In the 1920s, the university had initiated an Architectural Prize Scheme in order to provide architecture worthy of the institution's increasing prestige. In 1927, the firm of Henry Vaughan Lanchester, Thomas Geoffry Lucas and Thomas Arthur Lodge ("Lanchester, Lucas & Lodge") was selected to provide "a monumental Beaux-Arts composition which would completely obscure from the outside world all the existing regrettable Waterhouse buildings with grand red brick and Portland stone". The new buildings, started in 1929, were initially to consist of a Chemistry and Engineering building (opened in 1932) the Brotherton Library (opened in 1936) and the Parkinson Building (opened, eventually, after World War II, in 1950). Lucas had left the firm in 1930, so the new university buildings and a number of later ones, up to 1964, were credited to Lanchester & Lodge.

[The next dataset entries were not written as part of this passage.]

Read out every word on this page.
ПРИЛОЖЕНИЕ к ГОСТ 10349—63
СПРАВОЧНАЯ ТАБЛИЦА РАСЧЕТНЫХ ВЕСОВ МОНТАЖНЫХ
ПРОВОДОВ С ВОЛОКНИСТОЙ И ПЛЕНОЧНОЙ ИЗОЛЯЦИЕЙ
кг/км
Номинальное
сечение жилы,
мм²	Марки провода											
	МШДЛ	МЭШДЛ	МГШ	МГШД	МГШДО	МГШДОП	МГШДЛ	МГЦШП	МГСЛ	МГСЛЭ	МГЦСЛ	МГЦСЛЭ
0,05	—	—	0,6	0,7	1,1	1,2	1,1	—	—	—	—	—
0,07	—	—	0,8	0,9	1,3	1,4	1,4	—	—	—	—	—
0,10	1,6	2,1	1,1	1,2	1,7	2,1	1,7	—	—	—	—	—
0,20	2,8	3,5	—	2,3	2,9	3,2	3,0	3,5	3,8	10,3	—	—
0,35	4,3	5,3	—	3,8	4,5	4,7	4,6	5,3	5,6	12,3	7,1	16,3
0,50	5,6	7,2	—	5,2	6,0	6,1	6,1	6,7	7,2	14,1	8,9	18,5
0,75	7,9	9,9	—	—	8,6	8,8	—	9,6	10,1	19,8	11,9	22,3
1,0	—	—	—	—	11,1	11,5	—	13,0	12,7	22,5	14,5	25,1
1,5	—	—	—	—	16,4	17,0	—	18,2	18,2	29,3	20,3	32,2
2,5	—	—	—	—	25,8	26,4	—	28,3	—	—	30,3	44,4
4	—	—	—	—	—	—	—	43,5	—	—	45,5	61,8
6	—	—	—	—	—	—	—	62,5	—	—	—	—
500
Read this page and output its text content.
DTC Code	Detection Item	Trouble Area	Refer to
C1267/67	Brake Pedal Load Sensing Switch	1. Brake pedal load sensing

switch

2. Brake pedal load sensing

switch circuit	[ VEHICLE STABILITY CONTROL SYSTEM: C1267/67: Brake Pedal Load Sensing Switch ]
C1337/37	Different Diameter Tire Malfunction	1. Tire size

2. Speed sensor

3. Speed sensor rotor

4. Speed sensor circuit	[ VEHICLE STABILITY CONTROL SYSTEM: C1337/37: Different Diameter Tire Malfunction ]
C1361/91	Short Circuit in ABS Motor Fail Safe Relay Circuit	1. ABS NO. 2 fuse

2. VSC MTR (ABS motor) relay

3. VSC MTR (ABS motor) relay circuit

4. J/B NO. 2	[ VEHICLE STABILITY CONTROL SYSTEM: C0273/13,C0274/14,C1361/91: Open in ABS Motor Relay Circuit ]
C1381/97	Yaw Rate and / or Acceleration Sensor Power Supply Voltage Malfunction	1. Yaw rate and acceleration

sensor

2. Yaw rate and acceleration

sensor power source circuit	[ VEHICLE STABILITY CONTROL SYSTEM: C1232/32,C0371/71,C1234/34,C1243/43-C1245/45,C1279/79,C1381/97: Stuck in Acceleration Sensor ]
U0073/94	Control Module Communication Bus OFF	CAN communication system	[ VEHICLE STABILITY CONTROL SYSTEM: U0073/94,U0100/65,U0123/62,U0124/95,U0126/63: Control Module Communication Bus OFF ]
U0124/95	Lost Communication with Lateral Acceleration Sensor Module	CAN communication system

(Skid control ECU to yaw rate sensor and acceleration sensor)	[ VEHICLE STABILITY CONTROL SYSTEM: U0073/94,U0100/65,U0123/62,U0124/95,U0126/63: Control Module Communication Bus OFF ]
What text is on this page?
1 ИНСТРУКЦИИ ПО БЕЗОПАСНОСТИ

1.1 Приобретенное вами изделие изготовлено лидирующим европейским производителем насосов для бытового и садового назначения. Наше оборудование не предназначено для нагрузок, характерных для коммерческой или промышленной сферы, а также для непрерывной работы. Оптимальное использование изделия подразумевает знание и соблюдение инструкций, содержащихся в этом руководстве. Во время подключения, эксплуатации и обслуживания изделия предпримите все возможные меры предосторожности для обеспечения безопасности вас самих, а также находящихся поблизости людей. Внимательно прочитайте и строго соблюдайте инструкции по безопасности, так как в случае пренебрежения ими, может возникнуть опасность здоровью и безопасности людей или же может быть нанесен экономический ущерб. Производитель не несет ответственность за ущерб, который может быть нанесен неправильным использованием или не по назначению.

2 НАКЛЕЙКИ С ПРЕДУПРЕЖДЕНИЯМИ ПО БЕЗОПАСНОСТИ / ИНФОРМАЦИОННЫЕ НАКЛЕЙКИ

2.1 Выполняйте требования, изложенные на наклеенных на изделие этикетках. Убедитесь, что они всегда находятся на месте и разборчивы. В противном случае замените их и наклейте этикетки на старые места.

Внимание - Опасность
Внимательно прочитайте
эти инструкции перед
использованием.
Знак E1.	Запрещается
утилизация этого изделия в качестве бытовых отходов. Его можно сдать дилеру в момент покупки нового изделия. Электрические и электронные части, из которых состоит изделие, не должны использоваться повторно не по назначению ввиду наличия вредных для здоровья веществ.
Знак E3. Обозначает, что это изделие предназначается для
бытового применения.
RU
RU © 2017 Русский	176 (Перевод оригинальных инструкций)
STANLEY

The façades of the Chemistry and Parkinson buildings, facing the main road, are of Portland stone, but the exterior of the Brotherton Library is of unadorned red brick. The reason for this was that it was to be accessed through the Parkinson Building, and there was no reason for it to have a Portland stone exterior when the library would not be easily visible. However, the delay in the Parkinson's construction, initially because of a shortage of funding, meant that the Brotherton's plain exterior was on view for fourteen years.

The contrast between the exterior and the interior of the Brotherton could not be greater. Through the glass doors leading from the Parkinson Building into the library, a small entrance hall with a short flight of steps leads up to swing doors which open on to a large cylindrical space surmounted by a concrete dome. The diameter of the room, 160 feet, was deliberately made wider than the 140 feet of the British Museum Reading Room, on which it was modelled. Twenty columns of green Swedish marble, each comprising three drums weighing three tons each, support the coffered dome. Eighteen marble columns were produced in three-meter lengths, preserving the veining in the finished column. At the quarry in Kolmården, ten-meter lengths were selected, then drilled and wedged out, rough-hewn, and turned on a lathe. There is a balcony with a decorative iron balustrade and an elaborate art deco electrolier suspended from the dome's centre. On the main floor, the bookshelves are mostly located in bays underneath the balcony; the balcony has an ambulatory providing access to the various subject-areas and to the Brotherton Collection at the rear.

Beneath the main floor of the library are two further circular floors. In 1993, a three-floor extension at the rear, the West Building, was opened to provide more space for readers, books and library staff, and to unite the Brotherton Collection with other Special Collections that have accumulated over the years.

==Art collection==
Works in the university's Art Collection, also managed by the library, can be seen in the University Gallery, located in the Parkinson Building.

==Miscellaneous==
The university celebrated the 75th anniversary of the opening of the library with a programme of talks and conducted tours of the building, which culminated on 6 October 2011 in a lecture by Melvyn Bragg, the then Chancellor of the university, entitled "The Book of Books – the radical impact of the King James Bible, 1611–2011".